By the time “Loving Vincent” picks up in Arles, Vincent Van Gogh has already killed himself. Armand Roulin, son of the Postmaster General, has been charged with delivering the final letter he wrote to his brother. After finding out the other Van Gogh also killed himself, Armand wants to find the proper person to keep the letter, and gets sucked into the rabbit hole of tracing Vincent’s final days.

It’s a sort of whodunit, but looking for the smoking gun rather than the culprit; why would Vincent Van Gogh kill himself? Armand finds himself increasingly engrossed and while everyone’s got their own side of the story — the woman who worked the house he stayed in, his doctor, the daughter of his doctor — no one’s truth exactly aligns.

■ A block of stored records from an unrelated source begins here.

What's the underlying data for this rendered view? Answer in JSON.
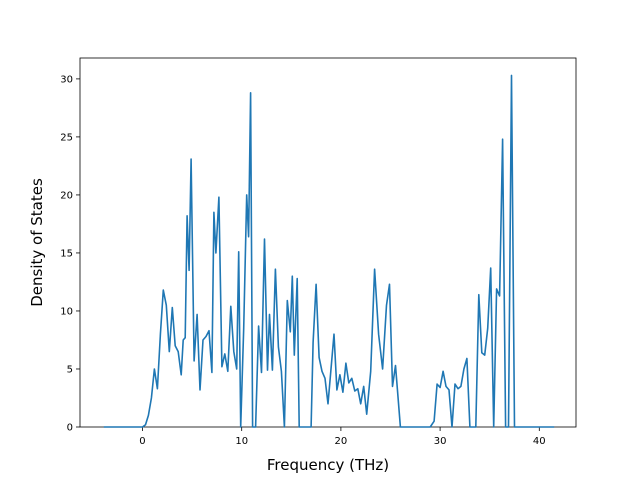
{
  "chart_data": {
    "type": "line",
    "title": "",
    "xlabel": "Frequency (THz)",
    "ylabel": "Density of States",
    "xlim": [
      -6.3,
      43.7
    ],
    "ylim": [
      0,
      31.8
    ],
    "xticks": [
      0,
      10,
      20,
      30,
      40
    ],
    "yticks": [
      0,
      5,
      10,
      15,
      20,
      25,
      30
    ],
    "grid": false,
    "legend": "none",
    "line_color": "#1f77b4",
    "series": [
      {
        "x": [
          -3.9,
          -2.0,
          0.0,
          0.3,
          0.6,
          0.9,
          1.2,
          1.5,
          1.8,
          2.1,
          2.4,
          2.7,
          3.0,
          3.3,
          3.6,
          3.9,
          4.1,
          4.3,
          4.5,
          4.7,
          4.9,
          5.2,
          5.5,
          5.8,
          6.1,
          6.4,
          6.7,
          7.0,
          7.2,
          7.4,
          7.7,
          8.0,
          8.3,
          8.6,
          8.9,
          9.2,
          9.5,
          9.7,
          9.9,
          10.2,
          10.5,
          10.7,
          10.9,
          11.1,
          11.4,
          11.7,
          12.0,
          12.3,
          12.6,
          12.8,
          13.1,
          13.4,
          13.7,
          14.0,
          14.3,
          14.6,
          14.9,
          15.1,
          15.3,
          15.6,
          15.8,
          16.2,
          17.0,
          17.2,
          17.5,
          17.8,
          18.1,
          18.4,
          18.7,
          19.0,
          19.3,
          19.6,
          19.9,
          20.2,
          20.5,
          20.8,
          21.1,
          21.4,
          21.7,
          22.0,
          22.3,
          22.6,
          23.0,
          23.4,
          23.8,
          24.2,
          24.6,
          24.9,
          25.2,
          25.5,
          26.0,
          29.0,
          29.4,
          29.7,
          30.0,
          30.3,
          30.6,
          30.9,
          31.2,
          31.5,
          31.8,
          32.1,
          32.4,
          32.7,
          33.0,
          33.3,
          33.6,
          33.9,
          34.2,
          34.5,
          34.8,
          35.1,
          35.4,
          35.7,
          36.0,
          36.3,
          36.6,
          36.9,
          37.2,
          37.5,
          37.8,
          38.5,
          41.5
        ],
        "y": [
          0,
          0,
          0,
          0.2,
          1.0,
          2.5,
          5.0,
          3.3,
          8.0,
          11.8,
          10.5,
          6.5,
          10.3,
          7.0,
          6.5,
          4.5,
          7.5,
          7.7,
          18.2,
          13.5,
          23.1,
          5.7,
          9.7,
          3.2,
          7.5,
          7.8,
          8.3,
          4.7,
          18.5,
          15.0,
          19.8,
          5.2,
          6.3,
          4.8,
          10.4,
          6.5,
          5.0,
          15.1,
          0,
          8.5,
          20.0,
          16.4,
          28.8,
          0,
          0,
          8.7,
          4.7,
          16.2,
          4.9,
          9.7,
          4.9,
          13.6,
          6.9,
          4.8,
          0,
          10.9,
          8.2,
          13.0,
          6.2,
          12.8,
          0,
          0,
          0,
          7.3,
          12.3,
          6.0,
          4.8,
          4.2,
          2.0,
          5.0,
          8.0,
          3.2,
          4.5,
          3.0,
          5.5,
          3.8,
          4.2,
          3.1,
          3.3,
          2.0,
          3.5,
          1.1,
          4.8,
          13.6,
          8.0,
          5.0,
          10.5,
          12.3,
          3.5,
          5.3,
          0,
          0,
          0.5,
          3.7,
          3.4,
          4.8,
          3.5,
          3.2,
          0,
          3.7,
          3.3,
          3.5,
          5.0,
          5.9,
          0,
          0,
          0,
          11.4,
          6.4,
          6.2,
          8.5,
          13.7,
          0,
          11.9,
          11.3,
          24.8,
          0,
          0,
          30.3,
          0,
          0,
          0,
          0
        ]
      }
    ]
  }
}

And so we are led through the final weeks of Vincent’s life, flashback by flashback. The device gives the movie the feeling of a series of video game cut scenes, flitting between the past in black-and-white and the “interrogations” of the present.

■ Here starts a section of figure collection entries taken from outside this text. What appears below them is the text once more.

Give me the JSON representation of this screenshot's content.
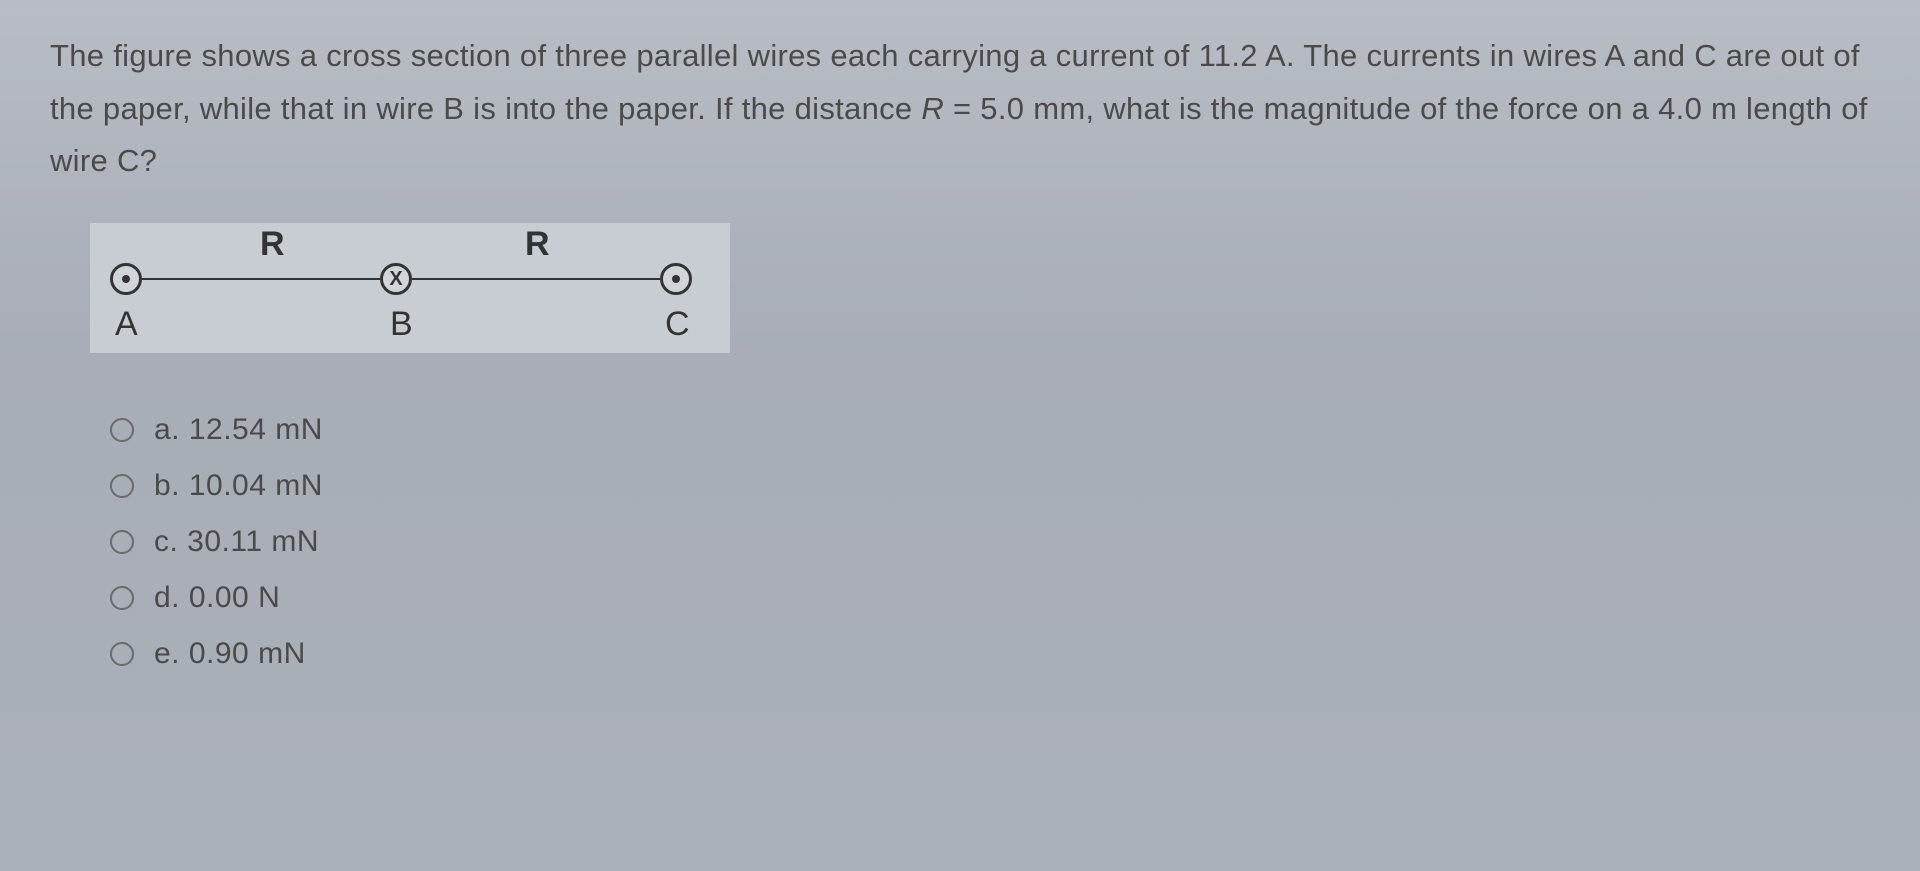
{
  "question": {
    "text_part1": "The figure shows a cross section of three parallel wires each carrying a current of 11.2 A. The currents in wires A and C are out of the paper, while that in wire B is into the paper. If the distance ",
    "text_var": "R",
    "text_part2": " = 5.0 mm, what is the magnitude of the force on a 4.0 m length of wire C?"
  },
  "diagram": {
    "r_label": "R",
    "wire_a_label": "A",
    "wire_b_label": "B",
    "wire_c_label": "C",
    "wire_a_direction": "out",
    "wire_b_direction": "in",
    "wire_c_direction": "out",
    "wire_b_symbol": "X",
    "background_color": "#c8cdd4",
    "line_color": "#333333"
  },
  "options": [
    {
      "letter": "a",
      "text": "a. 12.54 mN"
    },
    {
      "letter": "b",
      "text": "b. 10.04 mN"
    },
    {
      "letter": "c",
      "text": "c. 30.11 mN"
    },
    {
      "letter": "d",
      "text": "d. 0.00 N"
    },
    {
      "letter": "e",
      "text": "e. 0.90 mN"
    }
  ],
  "styling": {
    "body_bg_start": "#b8bdc4",
    "body_bg_end": "#aab0b8",
    "text_color": "#4a4a4a",
    "question_fontsize": 31,
    "option_fontsize": 30,
    "label_fontsize": 34
  }
}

Though we almost never hear from him directly, the story is animated, literally, with the spirit of Vincent. “Loving Vincent” was filmed and painted over by over 100 artists in the post-Impressionist style native to Vincent’s period (and using the same technique he did). The resulting scene feels more picturesque; the framing of the shot feels more intentional, the folks in the back of the bar that much more vital to the scene.

Characters — often real people from Vincent’s life — are made up in the style of both their inspirations and of art. “Café Terrace at Night,” “Wheatfield with Crows,” “The Night Café” — it all comes alive in “Loving Vincent.” And his characters, like Pere Tanguy, are there too.

Mileage of the animation style may vary. The movie switches from paint to a softer, charcoal style in the flashbacks, and the constant jumping back and forth for moments at a time grows pretty tiresome, even with the clever way they wind the great artist’s inspirations into the story.

It certainly doesn’t help that the film never manages to tap into the emotion of Vincent’s work. Though they turn the eye of his style towards scenes not oft represented in Impressionist art, “Loving Vincent” can’t seem to illuminate these scenes with a full believability. The dialogue feels like play acting, and the movie gets caught in the realistic surrealism of the art style.

By the time the movie has wound its way to the conclusion, it all feels far too convenient; neat and tidy in a way that tragedies like this never are. “Loving Vincent” seems to be bold enough to write in a meaning, a direct cause, to Van Gogh’s suicide, but is never brave enough to acknowledge that mental health is a tricky beast. While there are hints at a deeper understanding of the emotional complexity behind someone like Vincent Van Gogh and suicide, it’s ultimately perfunctory at best.

By the time the credits are rolling and the seemingly custom song sings on about his greatness, it feels less like a portrait of a genius gone too soon, and more like a pale imitation.

“Loving Vincent,” opens Oct. 13 at SIFF Cinema Uptown (511 Queen Anne Ave. N.).